4 Nutrition Myths Busted!
When it comes to diet and nutrition, it is hard to decipher nutrition facts from nutrition myths. That is what we are here for. Due to confusion in the information out there, people may continue to make mistakes on how they eat.
To make matters even worse, this may lead to believing in some nutritional myths that are not based on scientific research but personal opinion. Below is a list of four nutrition myths that are not true.
Nutrition Myth 1: You need to stop eating carbs in order to lose weight.
Excess carbohydrates encourage weight gain because they are converted into glucose and stored in the body as fat. However, you can still eat foods that are rich in carbohydrates and still reach your weight loss goals.
Whole grains are a good source of healthy carbohydrates. Whole grains make you full for longer and contain fibers which are good for digestion.
Nutrition Myth #2: Believing that gluten-free food is healthier.
Unless you have a condition that limits the intake of gluten, gluten-free foods are not in any way healthier. When the gluten is extracted from these products, other substances such as sugar or salt are added into the product in order to compensate for the missing gluten.
[Related article: 3 Fad Diet Myths Busted]
Nutrition Myth #3: It is healthy to drink 8 glasses of water every day.
Water is very important for normal functioning of the human body, but at the same time people are different and bodies function differently. Drinking 8 glasses of water every day is not a sure way of remaining healthy to everybody.
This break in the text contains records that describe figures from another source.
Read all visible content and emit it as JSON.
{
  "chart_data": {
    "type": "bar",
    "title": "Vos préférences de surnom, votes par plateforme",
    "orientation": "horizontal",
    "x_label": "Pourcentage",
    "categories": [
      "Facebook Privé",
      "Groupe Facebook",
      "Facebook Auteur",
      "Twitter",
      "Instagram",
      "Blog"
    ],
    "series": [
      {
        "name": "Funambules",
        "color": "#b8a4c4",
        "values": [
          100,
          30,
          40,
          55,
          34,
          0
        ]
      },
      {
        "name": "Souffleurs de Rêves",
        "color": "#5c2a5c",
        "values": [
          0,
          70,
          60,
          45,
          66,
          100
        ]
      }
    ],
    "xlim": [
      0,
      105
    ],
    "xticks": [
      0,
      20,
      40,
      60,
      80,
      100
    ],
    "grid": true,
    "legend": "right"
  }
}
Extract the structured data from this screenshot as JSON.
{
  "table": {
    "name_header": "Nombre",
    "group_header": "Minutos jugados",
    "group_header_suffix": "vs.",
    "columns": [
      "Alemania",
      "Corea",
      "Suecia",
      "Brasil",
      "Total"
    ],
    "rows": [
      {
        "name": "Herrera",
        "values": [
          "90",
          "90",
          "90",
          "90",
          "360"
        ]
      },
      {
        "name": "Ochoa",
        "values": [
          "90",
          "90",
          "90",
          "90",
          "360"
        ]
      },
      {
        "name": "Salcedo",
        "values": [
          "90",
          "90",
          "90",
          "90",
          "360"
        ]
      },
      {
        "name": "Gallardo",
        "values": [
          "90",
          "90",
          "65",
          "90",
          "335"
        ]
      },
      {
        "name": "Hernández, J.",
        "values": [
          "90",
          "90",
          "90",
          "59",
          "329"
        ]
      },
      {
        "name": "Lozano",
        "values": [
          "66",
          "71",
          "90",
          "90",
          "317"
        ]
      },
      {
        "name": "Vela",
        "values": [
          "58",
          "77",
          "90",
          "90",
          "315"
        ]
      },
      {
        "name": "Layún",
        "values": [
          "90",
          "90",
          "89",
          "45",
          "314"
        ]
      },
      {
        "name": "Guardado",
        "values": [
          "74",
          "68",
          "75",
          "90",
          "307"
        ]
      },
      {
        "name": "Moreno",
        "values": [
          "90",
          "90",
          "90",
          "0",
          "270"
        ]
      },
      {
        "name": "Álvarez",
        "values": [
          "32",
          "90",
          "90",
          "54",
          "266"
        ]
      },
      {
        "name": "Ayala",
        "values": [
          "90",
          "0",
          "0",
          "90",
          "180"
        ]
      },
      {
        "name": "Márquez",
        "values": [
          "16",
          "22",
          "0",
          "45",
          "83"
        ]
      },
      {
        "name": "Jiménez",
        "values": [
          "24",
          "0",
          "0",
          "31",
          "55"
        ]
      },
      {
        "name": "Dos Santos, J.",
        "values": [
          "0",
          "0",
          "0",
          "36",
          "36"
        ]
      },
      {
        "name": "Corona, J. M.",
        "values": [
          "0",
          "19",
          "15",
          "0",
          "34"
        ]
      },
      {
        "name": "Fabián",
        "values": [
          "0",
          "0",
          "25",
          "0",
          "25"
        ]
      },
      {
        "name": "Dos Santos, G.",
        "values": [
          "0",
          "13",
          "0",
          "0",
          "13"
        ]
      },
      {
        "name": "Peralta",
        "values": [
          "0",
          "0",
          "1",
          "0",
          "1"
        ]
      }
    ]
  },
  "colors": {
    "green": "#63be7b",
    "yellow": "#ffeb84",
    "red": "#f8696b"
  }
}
A good rule of thumb is this: the darker your urine, the more water your body needs, while the more transparent the urine, the less water you need.
Nutrition Myth #4: Fruits have too much sugar.
Sugars in fruits are much more healthy than processed sugars. Excess processed sugars are stored in the body in the form of fats. Fruits contain naturally occurring sugars that is released into the body slowly giving the body the much needed energy to push on for longer.